Shadow Puppets
Developmental Levels: Pre-K and up
General:
Shadow puppetry can be a simple as children placing their hands in front of a light source and experimenting with the shadows they create. It can be as advanced as figures intricately designed and cut to perform folktales, legends, and original stories. This style of puppetry allows for a wide range of puppetry experimentation. Shadow puppetry requires three things: the puppets, a light source, and a screen on which to perform.
Shadow Puppets Basics
Even the youngest of students can be introduced to shadow puppetry. Their curiosity and imaginations will be engaged by experimenting with placing hands, bodies, objects, shapes, and colored filter gels in front of the light source to project onto the screen. Nursery rhymes and songs can be acted out through the use of shadow puppets made from die cuts. Move the light source and screen farther apart to create human size porjections. Use a die cut of a school bus with cutout windows where students can project their shadows as part of the performance when they "ride" on the bus as they perform songs such as “Wheels on the Bus."
Older students are able to create shadow puppets at a variety of levels. Everything from simple solid shape figures to figures that include a single moving part will be possible for students ages 7 and older. Portions of the figure can be punched out and covered with tissue paper to make the designs even more advanced and intricate. By performing their own original scripts and creating their own scenery on transparencies, students can learn advanced puppetry.
Shadow Puppet Construction Procedures
1. Depending on age, students will create either simple cutouts traced from patterns or drawn freehand on construction paper or tag board. The type of paper should match the level of durability needed for the puppets.
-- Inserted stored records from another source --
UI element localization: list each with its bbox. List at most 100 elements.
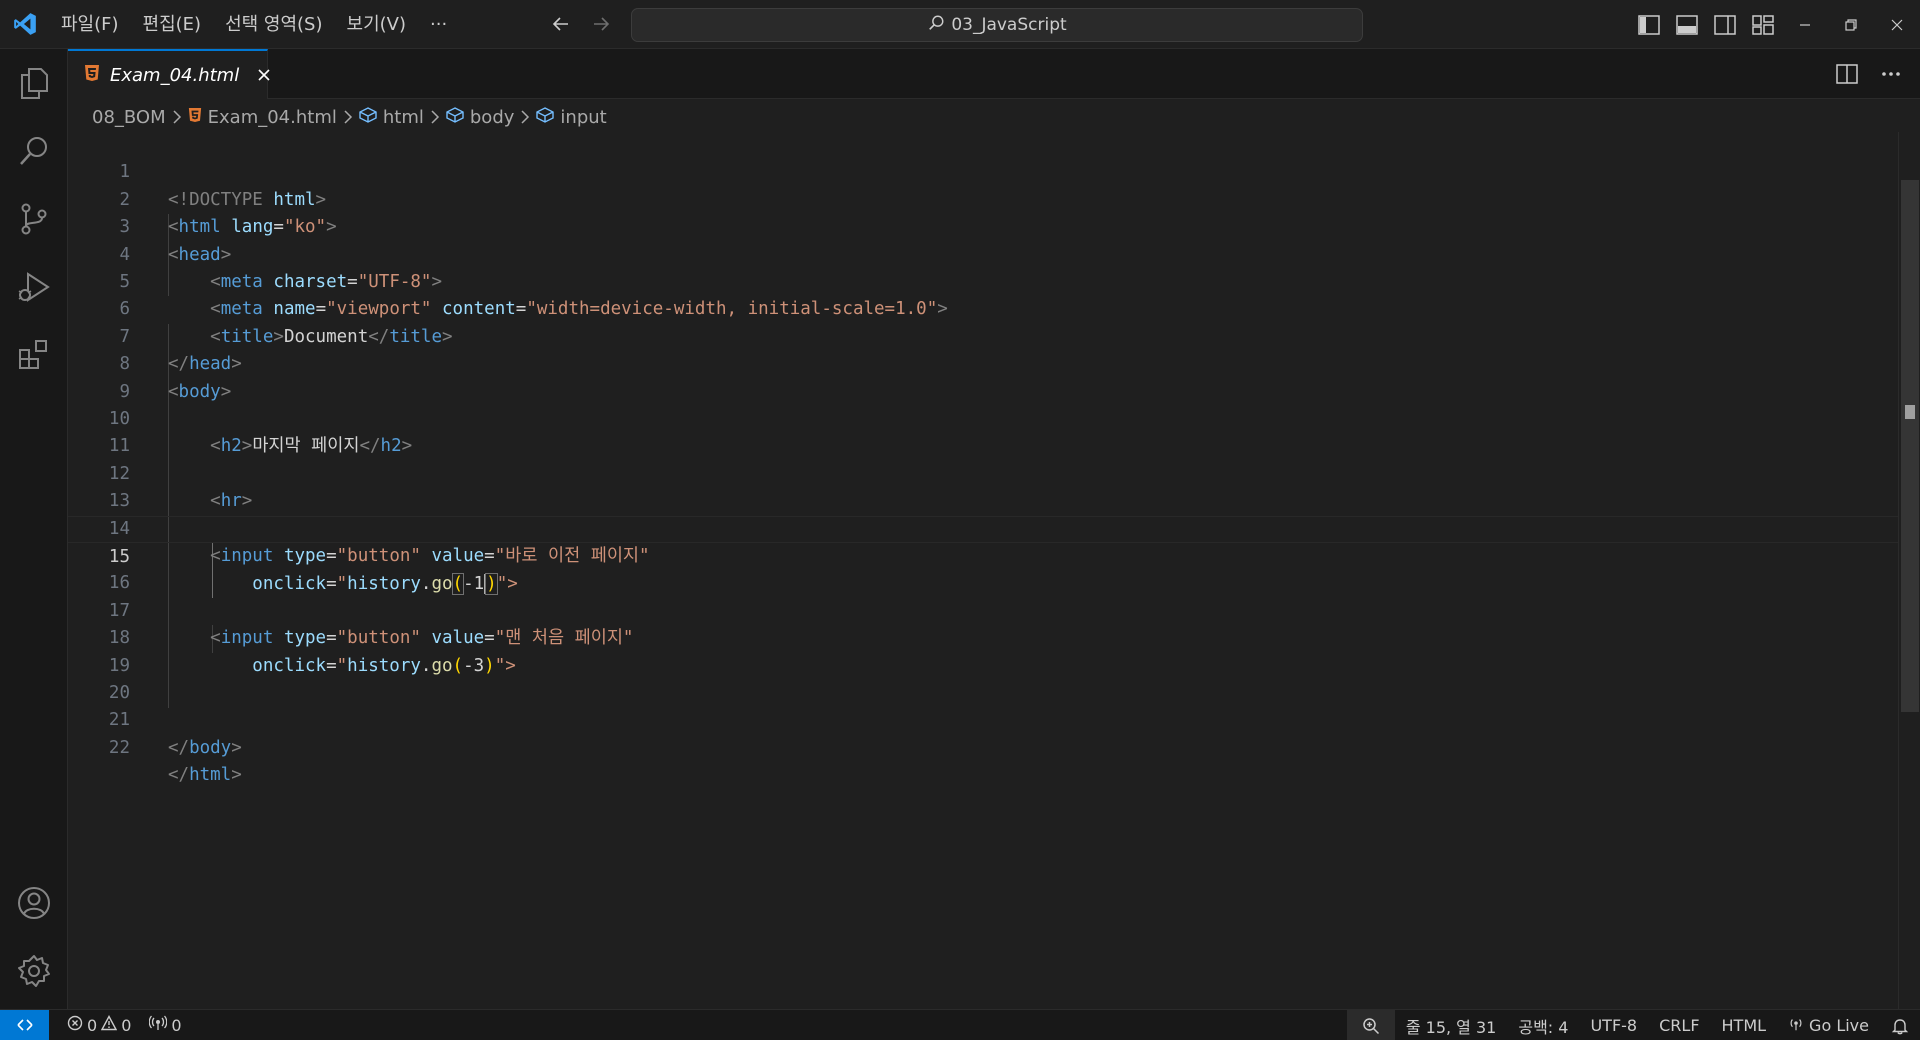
go-live-button[interactable]: Go Live [1777, 1016, 1880, 1036]
code-line: 14 <input type="button" value="바로 이전 페이지… [68, 488, 1898, 566]
code-line: 6 <title>Document</title> [68, 269, 1898, 346]
code-line: 9 [68, 351, 1898, 402]
run-debug-icon[interactable] [0, 253, 68, 321]
html5-file-icon [84, 64, 100, 86]
chevron-right-icon [172, 110, 182, 124]
broadcast-icon [148, 1015, 168, 1035]
chevron-right-icon [430, 110, 440, 124]
nav-arrows [548, 10, 614, 38]
close-icon[interactable] [257, 66, 271, 84]
code-line: 7 </head> [68, 296, 1898, 374]
forward-arrow-icon[interactable] [588, 10, 614, 38]
vscode-window: 파일(F) 편집(E) 선택 영역(S) 보기(V) ··· 03_JavaSc… [0, 0, 1920, 1040]
more-actions-icon[interactable] [1878, 61, 1904, 87]
breadcrumb-html-label: html [382, 106, 424, 128]
layout-controls [1636, 12, 1776, 38]
accounts-icon[interactable] [0, 869, 68, 937]
error-icon [67, 1015, 83, 1035]
editor-group: Exam_04.html 08_BOM Exam_04.html html bo… [68, 49, 1920, 1009]
code-line: 13 [68, 461, 1898, 511]
scrollbar-thumb[interactable] [1901, 180, 1919, 712]
status-bar: 0 0 0 줄 15, 열 31 공백: 4 UTF-8 CRLF HTML G… [0, 1009, 1920, 1040]
line-number: 22 [108, 737, 130, 758]
code-line: 16 [68, 543, 1898, 593]
search-view-icon[interactable] [0, 117, 68, 185]
warning-icon [101, 1015, 118, 1035]
code-line: 19 [68, 625, 1898, 676]
explorer-icon[interactable] [0, 49, 68, 117]
customize-layout-icon[interactable] [1750, 12, 1776, 38]
source-control-icon[interactable] [0, 185, 68, 253]
zoom-icon[interactable] [1346, 1010, 1395, 1040]
menu-more[interactable]: ··· [418, 0, 459, 49]
breadcrumb-file[interactable]: Exam_04.html [188, 107, 337, 128]
code-line: 10 <h2>마지막 페이지</h2> [68, 379, 1898, 456]
problems-indicator[interactable]: 0 0 [61, 1015, 137, 1035]
title-bar: 파일(F) 편집(E) 선택 영역(S) 보기(V) ··· 03_JavaSc… [0, 0, 1920, 49]
back-arrow-icon[interactable] [548, 10, 574, 38]
tab-bar: Exam_04.html [68, 49, 1920, 99]
language-mode[interactable]: HTML [1711, 1016, 1778, 1035]
indentation[interactable]: 공백: 4 [1507, 1014, 1579, 1038]
end-of-line[interactable]: CRLF [1648, 1016, 1710, 1035]
breadcrumb-input[interactable]: input [536, 106, 607, 128]
error-count: 0 [87, 1015, 98, 1035]
code-editor[interactable]: 1 <!DOCTYPE html> 2 <html lang="ko"> 3 <… [68, 132, 1898, 1009]
menu-bar: 파일(F) 편집(E) 선택 영역(S) 보기(V) ··· [49, 0, 459, 49]
broadcast-icon [1788, 1016, 1804, 1036]
element-cube-icon [446, 106, 464, 128]
close-window-icon[interactable] [1874, 0, 1920, 49]
breadcrumb-folder[interactable]: 08_BOM [92, 107, 166, 128]
activity-bar [0, 49, 68, 1009]
ports-indicator[interactable]: 0 [143, 1015, 187, 1035]
code-line: 8 <body> [68, 324, 1898, 401]
element-cube-icon [359, 106, 377, 128]
vertical-scrollbar[interactable] [1898, 132, 1920, 1009]
go-live-label: Go Live [1809, 1016, 1869, 1035]
window-controls [1782, 0, 1920, 49]
menu-file[interactable]: 파일(F) [49, 0, 131, 49]
minimize-icon[interactable] [1782, 0, 1828, 49]
chevron-right-icon [343, 110, 353, 124]
breadcrumb-folder-label: 08_BOM [92, 106, 166, 128]
toggle-panel-icon[interactable] [1674, 12, 1700, 38]
element-cube-icon [536, 106, 555, 128]
tab-exam-04[interactable]: Exam_04.html [68, 49, 271, 99]
code-line: 22 </html> [68, 707, 1898, 785]
toggle-primary-sidebar-icon[interactable] [1636, 12, 1662, 38]
manage-gear-icon[interactable] [0, 937, 68, 1005]
split-editor-icon[interactable] [1834, 61, 1860, 87]
code-line: 3 <head> [68, 187, 1898, 264]
toggle-secondary-sidebar-icon[interactable] [1712, 12, 1738, 38]
breadcrumb-file-label: Exam_04.html [207, 106, 337, 128]
menu-selection[interactable]: 선택 영역(S) [213, 0, 334, 49]
code-line-current: 15 onclick="history.go(-1)"> [68, 515, 1898, 596]
status-left: 0 0 0 [61, 1015, 188, 1035]
code-line: 5 <meta name="viewport" content="width=d… [68, 242, 1898, 319]
cursor-position[interactable]: 줄 15, 열 31 [1395, 1014, 1508, 1038]
breadcrumb-body[interactable]: body [446, 106, 514, 128]
menu-edit[interactable]: 편집(E) [131, 0, 214, 49]
chevron-right-icon [520, 110, 530, 124]
breadcrumb: 08_BOM Exam_04.html html body input [92, 103, 607, 131]
search-icon [927, 14, 945, 37]
cursor-position-marker [1905, 405, 1915, 419]
code-line: 21 </body> [68, 680, 1898, 757]
search-text: 03_JavaScript [951, 15, 1067, 35]
restore-icon[interactable] [1828, 0, 1874, 49]
ports-count: 0 [171, 1015, 182, 1035]
notifications-bell-icon[interactable] [1880, 1017, 1920, 1035]
encoding[interactable]: UTF-8 [1579, 1016, 1648, 1035]
extensions-icon[interactable] [0, 321, 68, 389]
menu-view[interactable]: 보기(V) [335, 0, 418, 49]
command-center-search[interactable]: 03_JavaScript [631, 8, 1363, 42]
remote-indicator-icon[interactable] [0, 1009, 49, 1040]
breadcrumb-html[interactable]: html [359, 107, 424, 128]
html5-file-icon [188, 107, 202, 128]
status-right: 줄 15, 열 31 공백: 4 UTF-8 CRLF HTML Go Live [1346, 1010, 1920, 1040]
warning-count: 0 [121, 1015, 132, 1035]
code-line: 1 <!DOCTYPE html> [68, 132, 1898, 209]
code-line: 12 <hr> [68, 433, 1898, 511]
code-line: 20 [68, 653, 1898, 703]
editor-actions [1834, 61, 1904, 87]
A medium colored paper will produce the best shadows while still allowing children to see their cutting lines easily.
2. Decorating the shadow puppets is not necessary, but if children are interested in doing this, encourage them to create small holes with a paper punch, or add stripes, feathers, etc. Any holes can be covered with colored plastic or tissue paper taped to the back of the puppet.
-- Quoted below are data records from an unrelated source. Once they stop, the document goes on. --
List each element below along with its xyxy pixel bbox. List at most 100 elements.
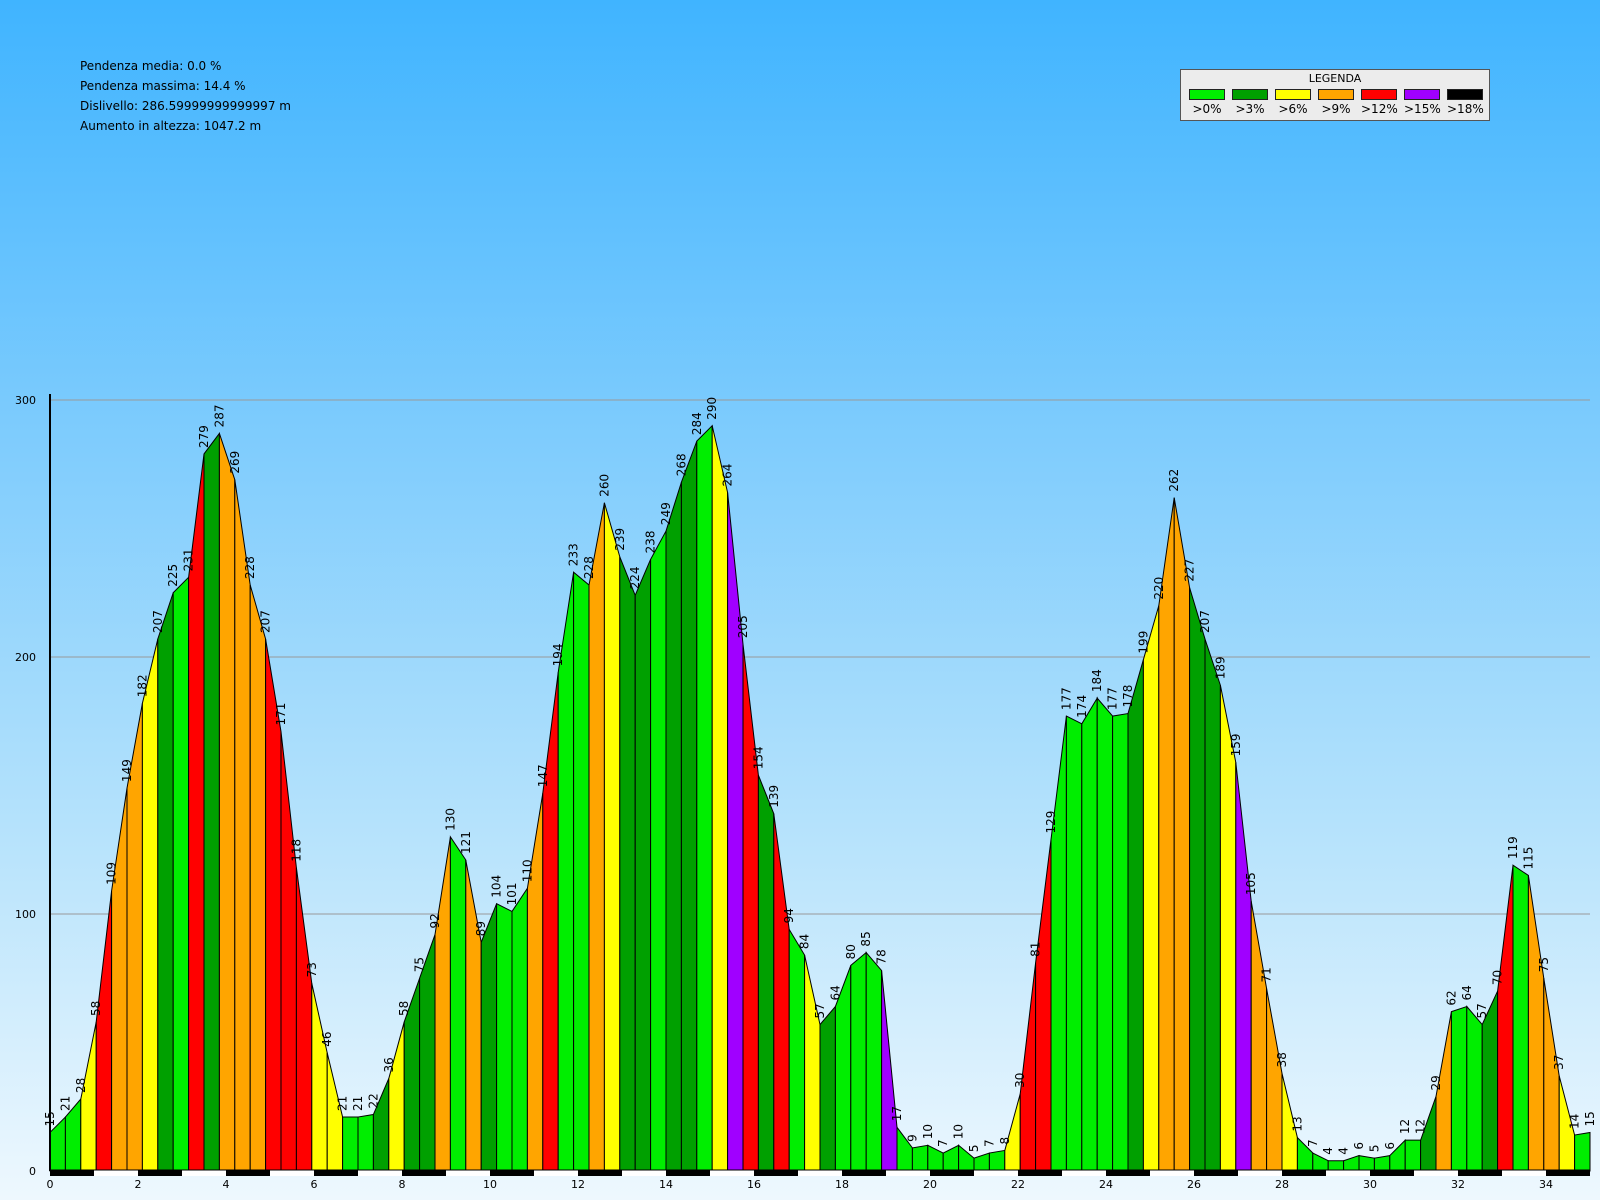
profile-segment <box>665 482 682 1172</box>
elevation-label: 58 <box>89 1001 103 1016</box>
profile-segment <box>157 592 174 1172</box>
elevation-label: 28 <box>74 1078 88 1093</box>
profile-segment <box>311 983 328 1172</box>
km-bar-segment <box>1458 1170 1502 1176</box>
profile-segment <box>973 1152 990 1172</box>
elevation-label: 14 <box>1568 1114 1582 1129</box>
elevation-label: 29 <box>1429 1075 1443 1090</box>
profile-segment <box>1081 696 1098 1172</box>
profile-segment <box>1266 988 1283 1172</box>
km-bar-segment <box>446 1170 490 1176</box>
profile-segment <box>1189 587 1206 1172</box>
profile-segment <box>388 1021 405 1172</box>
elevation-profile-chart: 0100200300152128581091491822072252312792… <box>15 394 1597 1191</box>
km-bar-segment <box>402 1170 446 1176</box>
profile-segment <box>1527 875 1545 1172</box>
elevation-label: 64 <box>1460 985 1474 1000</box>
profile-segment <box>141 638 159 1172</box>
elevation-label: 38 <box>1275 1052 1289 1067</box>
km-bar-segment <box>490 1170 534 1176</box>
profile-segment <box>680 440 698 1172</box>
elevation-label: 8 <box>998 1137 1012 1145</box>
profile-segment <box>1373 1154 1391 1172</box>
x-tick-label: 28 <box>1275 1178 1289 1191</box>
x-tick-label: 34 <box>1539 1178 1553 1191</box>
elevation-label: 22 <box>366 1093 380 1108</box>
profile-segment <box>911 1144 929 1172</box>
profile-segment <box>1096 696 1114 1172</box>
profile-segment <box>804 955 821 1172</box>
elevation-label: 81 <box>1029 942 1043 957</box>
elevation-label: 6 <box>1352 1142 1366 1150</box>
elevation-label: 10 <box>952 1124 966 1139</box>
elevation-label: 15 <box>1583 1111 1597 1126</box>
km-bar-segment <box>754 1170 798 1176</box>
profile-segment <box>696 424 713 1172</box>
km-bar-segment <box>534 1170 578 1176</box>
elevation-label: 30 <box>1013 1073 1027 1088</box>
profile-segment <box>850 951 867 1172</box>
elevation-label: 189 <box>1213 656 1227 679</box>
profile-segment <box>1250 901 1268 1172</box>
elevation-label: 12 <box>1414 1119 1428 1134</box>
y-tick-label: 100 <box>15 908 36 921</box>
km-bar-segment <box>798 1170 842 1176</box>
elevation-label: 207 <box>259 610 273 633</box>
profile-segment <box>788 927 806 1172</box>
elevation-label: 121 <box>459 831 473 854</box>
elevation-label: 57 <box>813 1003 827 1018</box>
km-bar-segment <box>974 1170 1018 1176</box>
x-tick-label: 0 <box>47 1178 54 1191</box>
profile-segment <box>988 1149 1006 1172</box>
profile-segment <box>1450 1005 1468 1172</box>
profile-segment <box>1497 865 1514 1172</box>
x-tick-label: 22 <box>1011 1178 1025 1191</box>
profile-segment <box>295 867 313 1172</box>
elevation-label: 177 <box>1106 687 1120 710</box>
profile-segment <box>742 644 759 1172</box>
elevation-label: 6 <box>1383 1142 1397 1150</box>
elevation-label: 174 <box>1075 695 1089 718</box>
elevation-label: 46 <box>320 1031 334 1046</box>
elevation-label: 147 <box>536 764 550 787</box>
profile-segment <box>773 813 790 1172</box>
elevation-label: 4 <box>1321 1147 1335 1155</box>
profile-segment <box>203 431 220 1172</box>
profile-segment <box>1466 1005 1483 1172</box>
km-bar-segment <box>1018 1170 1062 1176</box>
elevation-label: 105 <box>1244 872 1258 895</box>
elevation-label: 10 <box>921 1124 935 1139</box>
profile-segment <box>1019 962 1037 1172</box>
elevation-label: 21 <box>351 1096 365 1111</box>
profile-segment <box>1343 1154 1360 1172</box>
elevation-label: 262 <box>1167 469 1181 492</box>
profile-segment <box>1004 1093 1021 1172</box>
profile-segment <box>1065 715 1083 1172</box>
elevation-label: 228 <box>582 556 596 579</box>
profile-segment <box>111 787 128 1172</box>
elevation-label: 13 <box>1290 1116 1304 1131</box>
x-tick-label: 24 <box>1099 1178 1113 1191</box>
elevation-label: 279 <box>197 425 211 448</box>
profile-segment <box>434 836 451 1172</box>
profile-segment <box>542 672 559 1172</box>
elevation-label: 207 <box>151 610 165 633</box>
profile-segment <box>573 571 590 1172</box>
elevation-label: 178 <box>1121 685 1135 708</box>
profile-segment <box>280 731 297 1172</box>
elevation-label: 184 <box>1090 669 1104 692</box>
profile-segment <box>1358 1154 1375 1172</box>
profile-segment <box>757 775 775 1172</box>
elevation-label: 37 <box>1552 1055 1566 1070</box>
km-bar-segment <box>1370 1170 1414 1176</box>
elevation-label: 228 <box>243 556 257 579</box>
elevation-label: 139 <box>767 785 781 808</box>
elevation-label: 284 <box>690 412 704 435</box>
elevation-label: 231 <box>182 548 196 571</box>
elevation-label: 110 <box>520 859 534 882</box>
km-bar-segment <box>1150 1170 1194 1176</box>
profile-segment <box>1112 712 1129 1172</box>
elevation-label: 7 <box>936 1139 950 1147</box>
profile-segment <box>896 1125 913 1172</box>
km-bar-segment <box>358 1170 402 1176</box>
3. Control rods are used to move the shadow puppets around. These can be made from flexible drinking straws, straightened pieces of coat hanger wire, or 12" bamboo food skewers. Taping the rods to the back near the top of the puppet helps keep the puppet from drooping.
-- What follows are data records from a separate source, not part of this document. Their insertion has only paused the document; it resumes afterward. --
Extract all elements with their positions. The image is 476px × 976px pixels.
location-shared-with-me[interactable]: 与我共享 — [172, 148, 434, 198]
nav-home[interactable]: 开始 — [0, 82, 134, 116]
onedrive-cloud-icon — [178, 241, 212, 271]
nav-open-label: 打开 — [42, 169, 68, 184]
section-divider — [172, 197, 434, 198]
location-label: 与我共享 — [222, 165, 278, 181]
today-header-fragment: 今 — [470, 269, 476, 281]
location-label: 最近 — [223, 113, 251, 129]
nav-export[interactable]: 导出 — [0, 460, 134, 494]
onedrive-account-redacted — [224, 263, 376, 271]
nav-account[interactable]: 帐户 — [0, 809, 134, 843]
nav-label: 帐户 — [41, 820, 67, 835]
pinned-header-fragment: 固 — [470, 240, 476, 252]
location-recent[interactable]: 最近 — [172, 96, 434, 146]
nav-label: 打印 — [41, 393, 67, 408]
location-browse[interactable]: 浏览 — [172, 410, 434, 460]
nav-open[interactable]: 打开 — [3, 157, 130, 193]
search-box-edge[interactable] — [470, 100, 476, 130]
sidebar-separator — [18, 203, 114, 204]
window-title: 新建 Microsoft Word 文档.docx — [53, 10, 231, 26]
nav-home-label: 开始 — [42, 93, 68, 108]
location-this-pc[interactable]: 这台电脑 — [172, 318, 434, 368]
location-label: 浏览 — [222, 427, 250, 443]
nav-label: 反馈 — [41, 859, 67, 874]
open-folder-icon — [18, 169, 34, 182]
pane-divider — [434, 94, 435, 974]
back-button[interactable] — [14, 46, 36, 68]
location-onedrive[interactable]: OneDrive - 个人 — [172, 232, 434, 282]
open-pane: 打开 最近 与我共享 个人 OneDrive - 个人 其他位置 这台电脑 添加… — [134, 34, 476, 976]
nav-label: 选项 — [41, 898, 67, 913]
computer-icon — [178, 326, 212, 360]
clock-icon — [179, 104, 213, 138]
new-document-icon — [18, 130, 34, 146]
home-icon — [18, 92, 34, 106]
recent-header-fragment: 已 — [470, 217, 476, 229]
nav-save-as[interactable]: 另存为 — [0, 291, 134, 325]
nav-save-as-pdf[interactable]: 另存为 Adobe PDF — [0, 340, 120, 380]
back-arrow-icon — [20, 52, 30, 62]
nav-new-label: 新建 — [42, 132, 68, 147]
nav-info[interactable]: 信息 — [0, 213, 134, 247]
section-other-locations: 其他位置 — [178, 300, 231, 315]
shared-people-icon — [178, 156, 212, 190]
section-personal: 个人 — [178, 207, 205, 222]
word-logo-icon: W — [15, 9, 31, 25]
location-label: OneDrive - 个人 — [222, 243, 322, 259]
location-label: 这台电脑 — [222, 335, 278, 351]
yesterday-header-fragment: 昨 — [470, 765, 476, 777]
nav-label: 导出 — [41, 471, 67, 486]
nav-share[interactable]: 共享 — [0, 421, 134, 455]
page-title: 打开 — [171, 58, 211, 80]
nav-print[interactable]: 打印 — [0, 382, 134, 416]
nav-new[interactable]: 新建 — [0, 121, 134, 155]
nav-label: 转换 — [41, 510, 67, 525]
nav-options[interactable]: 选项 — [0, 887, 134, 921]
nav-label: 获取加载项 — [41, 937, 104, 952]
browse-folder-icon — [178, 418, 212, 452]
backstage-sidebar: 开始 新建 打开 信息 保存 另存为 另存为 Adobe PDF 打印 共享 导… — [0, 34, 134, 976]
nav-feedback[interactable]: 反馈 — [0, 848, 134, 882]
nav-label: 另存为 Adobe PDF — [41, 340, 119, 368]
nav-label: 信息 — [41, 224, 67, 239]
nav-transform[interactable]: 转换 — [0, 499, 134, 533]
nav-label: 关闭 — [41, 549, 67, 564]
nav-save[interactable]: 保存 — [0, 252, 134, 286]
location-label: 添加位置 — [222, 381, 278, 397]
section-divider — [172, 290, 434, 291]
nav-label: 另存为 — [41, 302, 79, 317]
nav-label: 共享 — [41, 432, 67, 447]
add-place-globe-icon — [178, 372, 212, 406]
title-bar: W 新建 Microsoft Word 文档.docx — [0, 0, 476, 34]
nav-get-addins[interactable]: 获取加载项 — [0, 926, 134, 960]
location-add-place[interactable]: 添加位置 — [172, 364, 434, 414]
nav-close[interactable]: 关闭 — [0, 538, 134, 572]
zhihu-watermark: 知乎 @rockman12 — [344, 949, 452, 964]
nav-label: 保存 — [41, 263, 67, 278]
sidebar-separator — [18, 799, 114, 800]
4. Older students can add moving parts to their puppets. Cut the desired moving part (such as an arm or jaw) from a separate piece of paper, leaving space to overlap the body. lay the part over the body. Hold it down with a pencil and move it around to be sure its placement is correct. Use a hole punch to punch through both pieces, and then insert a ¼" brad to hold the part in place. Add a control rod to the movable part as well.
Shadow Puppet Stage Procedures
1. Cut the bottom out of a medium to large-size rectangular cardboard carton, leaving a "frame" around the edge of approximately 2". When turned on its side with the long sides at the top and bottom, the carton should sit steadily on a tabletop, but if it does not, carpenter’s C-clamps can be used to fasten it in place. An empty picture frame can also be used. Attach "feet" to the frame to enable it to stand upright on a table. Make the feet wide enough to ensure stability.
2. Stretch a piece of translucent white plastic, such as a piece of plastic tablecloth, across the inside of the frame.
3. With a second person holding the plastic taut, staple or tape the fabric to the frame to create the canvas on which your puppets will be projected.
4. Set up a light source behind the screen. Overhead projectors work the best. Puppeteers will sit on the floor below the light source or stand to the side to avoid being projected onto the screen with the puppets.
5. Scenery can be drawn and displayed right on the overhead’s stage. Changeable scenery can be drawn on acetate sheets.
"Puppetry is an art - a performing art."